Kinsealy gives its name to Kinsealy–Drinan, an urban area outside Swords, treated by the Fingal County Council development plan as part of Swords.

==History==
Samuel Lewis' 1837 Topographical Dictionary describes the parish of Kinsealy as "well cultivated", with a limestone quarry and a holy well.

==Features==
One of the most notable structures in the area is Abbeville, a partially 17th century but mainly Georgian house, for many years owned by Charles Haughey, including during his time as Taoiseach.
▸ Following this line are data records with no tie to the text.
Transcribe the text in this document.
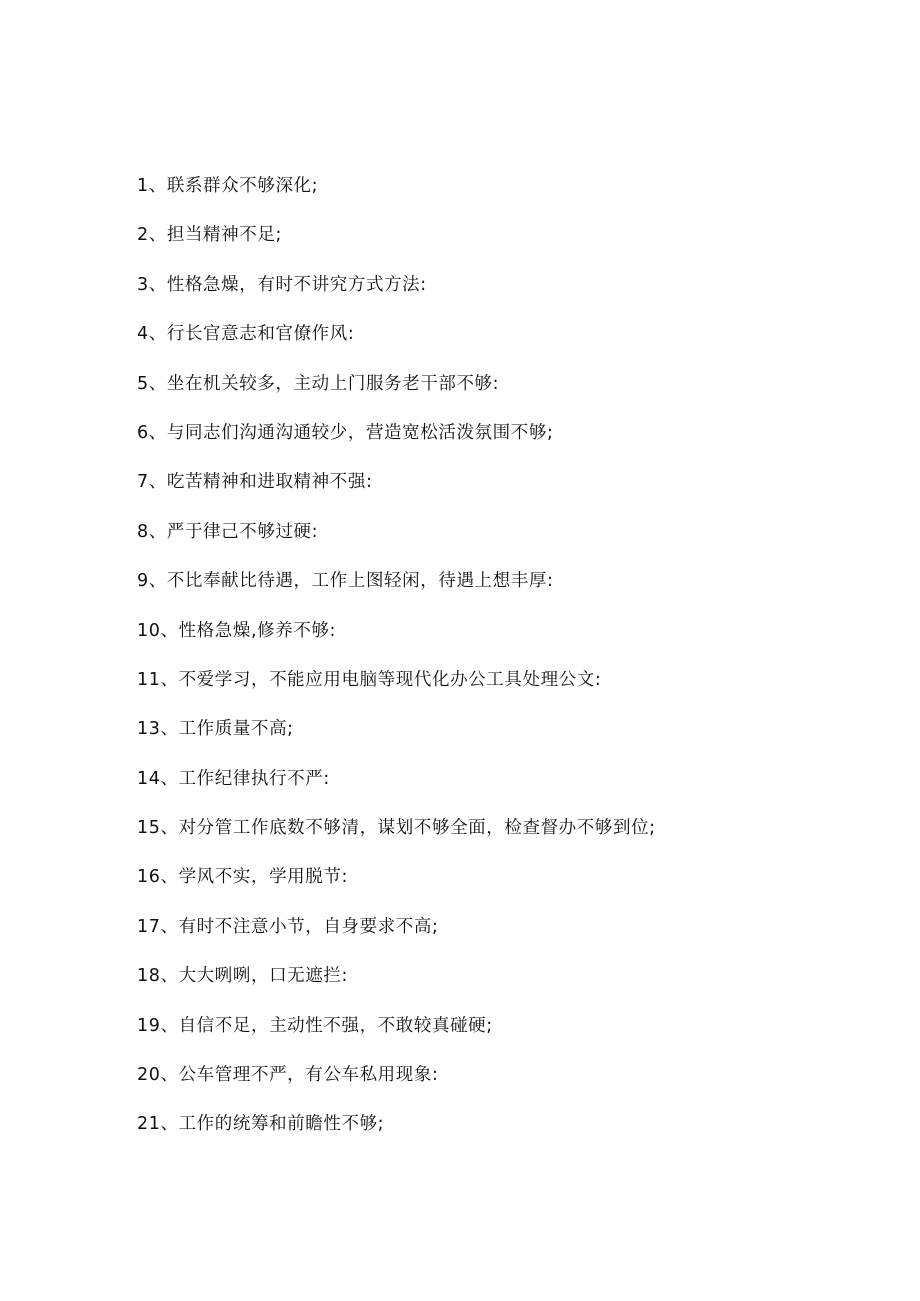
1、联系群众不够深化;
2、担当精神不足;
3、性格急燥，有时不讲究方式方法:
4、行长官意志和官僚作风:
5、坐在机关较多，主动上门服务老干部不够:
6、与同志们沟通沟通较少，营造宽松活泼氛围不够;
7、吃苦精神和进取精神不强:
8、严于律己不够过硬:
9、不比奉献比待遇，工作上图轻闲，待遇上想丰厚:
10、性格急燥,修养不够:
11、不爱学习，不能应用电脑等现代化办公工具处理公文:
13、工作质量不高;
14、工作纪律执行不严:
15、对分管工作底数不够清，谋划不够全面，检查督办不够到位;
16、学风不实，学用脱节:
17、有时不注意小节，自身要求不高;
18、大大咧咧，口无遮拦:
19、自信不足，主动性不强，不敢较真碰硬;
20、公车管理不严，有公车私用现象:
21、工作的统筹和前瞻性不够;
Haughey's lavish lifestyle earned him the nickname, "the Squire of Kinsealy".

Kinsaley House is another of the earliest houses in the area constructed around 1736 in the fashionable Georgian style. As of 2023, the house is surrounded by a 21st-century housing estate.

==Amenities==
Kinsealy is served by Dublin Bus routes 42, 42N, and 43. It has a Roman Catholic church named after St. Nicholas of Myra, by a secondary road to Portmarnock. The church site originally held the school and this was relocated to its current site in 1952.